As explained by the Court, the FDC Act was enacted to create a uniform and comprehensive labeling scheme. The issue raised in the litigation, i.e., that plant-based milk products are nutritionally inferior substitutes for cow milk and therefore must be identified as “imitation” product, has not been addressed by FDA. Rather than leaving this to the Courts risking inconsistent and contradictory decisions, the determination of labeling these products should be left to FDA; the issue falls squarely within FDA’s jurisdiction and expertise.
Further, the Court noted that the issue is on FDA’s radar: in December 2016, Congress requested that FDA more aggressively police the use of the term “milk” in naming of non-dairy foods and in March 2017, the Good Food Institute submitted a Citizen Petition asking that FDA issue guidance and a regulation concerning the naming of foods by referencing other “traditional” foods (see our previous post here) Thus, the Court stayed the action and referred the matter to FDA.

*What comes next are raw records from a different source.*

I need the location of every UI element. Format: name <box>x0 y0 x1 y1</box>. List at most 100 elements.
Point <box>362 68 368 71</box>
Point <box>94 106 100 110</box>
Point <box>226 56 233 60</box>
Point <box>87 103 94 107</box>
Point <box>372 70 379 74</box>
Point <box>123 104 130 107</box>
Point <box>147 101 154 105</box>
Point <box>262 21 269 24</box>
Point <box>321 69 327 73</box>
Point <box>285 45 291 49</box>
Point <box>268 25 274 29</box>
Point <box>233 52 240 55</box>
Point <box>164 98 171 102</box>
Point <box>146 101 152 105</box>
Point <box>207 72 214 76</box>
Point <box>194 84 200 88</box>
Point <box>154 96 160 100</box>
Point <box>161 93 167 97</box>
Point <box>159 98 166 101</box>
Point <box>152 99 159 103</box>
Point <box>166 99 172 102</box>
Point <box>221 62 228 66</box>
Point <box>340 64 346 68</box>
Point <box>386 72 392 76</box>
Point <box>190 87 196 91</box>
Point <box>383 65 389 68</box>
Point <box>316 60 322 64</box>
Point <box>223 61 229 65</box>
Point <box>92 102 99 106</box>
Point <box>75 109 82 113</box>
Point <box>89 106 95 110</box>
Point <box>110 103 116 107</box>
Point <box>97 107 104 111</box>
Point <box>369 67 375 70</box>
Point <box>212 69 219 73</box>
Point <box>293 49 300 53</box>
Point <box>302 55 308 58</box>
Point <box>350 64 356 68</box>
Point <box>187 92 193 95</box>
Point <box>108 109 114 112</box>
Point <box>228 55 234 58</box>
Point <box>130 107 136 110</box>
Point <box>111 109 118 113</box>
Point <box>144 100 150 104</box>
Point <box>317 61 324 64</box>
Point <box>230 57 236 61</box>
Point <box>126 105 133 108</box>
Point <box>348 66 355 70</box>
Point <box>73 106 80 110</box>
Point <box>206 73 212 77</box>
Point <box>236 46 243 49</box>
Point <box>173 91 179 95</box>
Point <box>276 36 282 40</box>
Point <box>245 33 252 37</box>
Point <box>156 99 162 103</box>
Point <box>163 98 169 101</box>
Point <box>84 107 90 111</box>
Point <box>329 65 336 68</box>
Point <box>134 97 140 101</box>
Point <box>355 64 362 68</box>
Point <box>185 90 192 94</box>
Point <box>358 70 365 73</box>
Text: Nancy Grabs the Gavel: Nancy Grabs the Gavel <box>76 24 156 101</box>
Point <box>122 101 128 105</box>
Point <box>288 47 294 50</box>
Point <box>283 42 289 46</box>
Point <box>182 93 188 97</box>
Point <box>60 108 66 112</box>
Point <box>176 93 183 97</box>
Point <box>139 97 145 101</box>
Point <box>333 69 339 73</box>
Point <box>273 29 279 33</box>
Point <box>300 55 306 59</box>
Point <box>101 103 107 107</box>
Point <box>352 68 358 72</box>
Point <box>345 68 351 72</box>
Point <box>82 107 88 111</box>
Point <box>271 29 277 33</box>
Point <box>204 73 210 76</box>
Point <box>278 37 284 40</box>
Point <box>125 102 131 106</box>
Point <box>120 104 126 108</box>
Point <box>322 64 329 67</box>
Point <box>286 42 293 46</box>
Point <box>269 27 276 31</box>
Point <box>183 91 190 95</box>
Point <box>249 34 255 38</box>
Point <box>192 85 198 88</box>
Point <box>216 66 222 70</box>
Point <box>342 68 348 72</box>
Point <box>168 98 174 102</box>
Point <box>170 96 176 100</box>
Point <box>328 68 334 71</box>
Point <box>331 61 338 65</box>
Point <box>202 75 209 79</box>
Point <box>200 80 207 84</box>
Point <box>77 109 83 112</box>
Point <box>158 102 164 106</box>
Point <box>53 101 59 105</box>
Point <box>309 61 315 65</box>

A few weeks earlier, another California Court in a similar action outright rejected the argument that the label should identify the product as “imitation” because the likelihood for confusion was “patently implausible.” According to the Court, any consumer “concerned about the nutritious quality of the product” could read the nutrition label. That case was dismissed with prejudice.
The issue of naming plant based foods is not limited to the United States. On the 14th of June, the Court of Justice of the European Union ruled that purely plant-based products cannot be marketed with designations such as “milk,” “cream,” “butter,” “cheese” or “yogurt,” unless specifically exempt under regulation (EU) No 1308/2013. The relevance of that decision for the U.S. remains to be seen.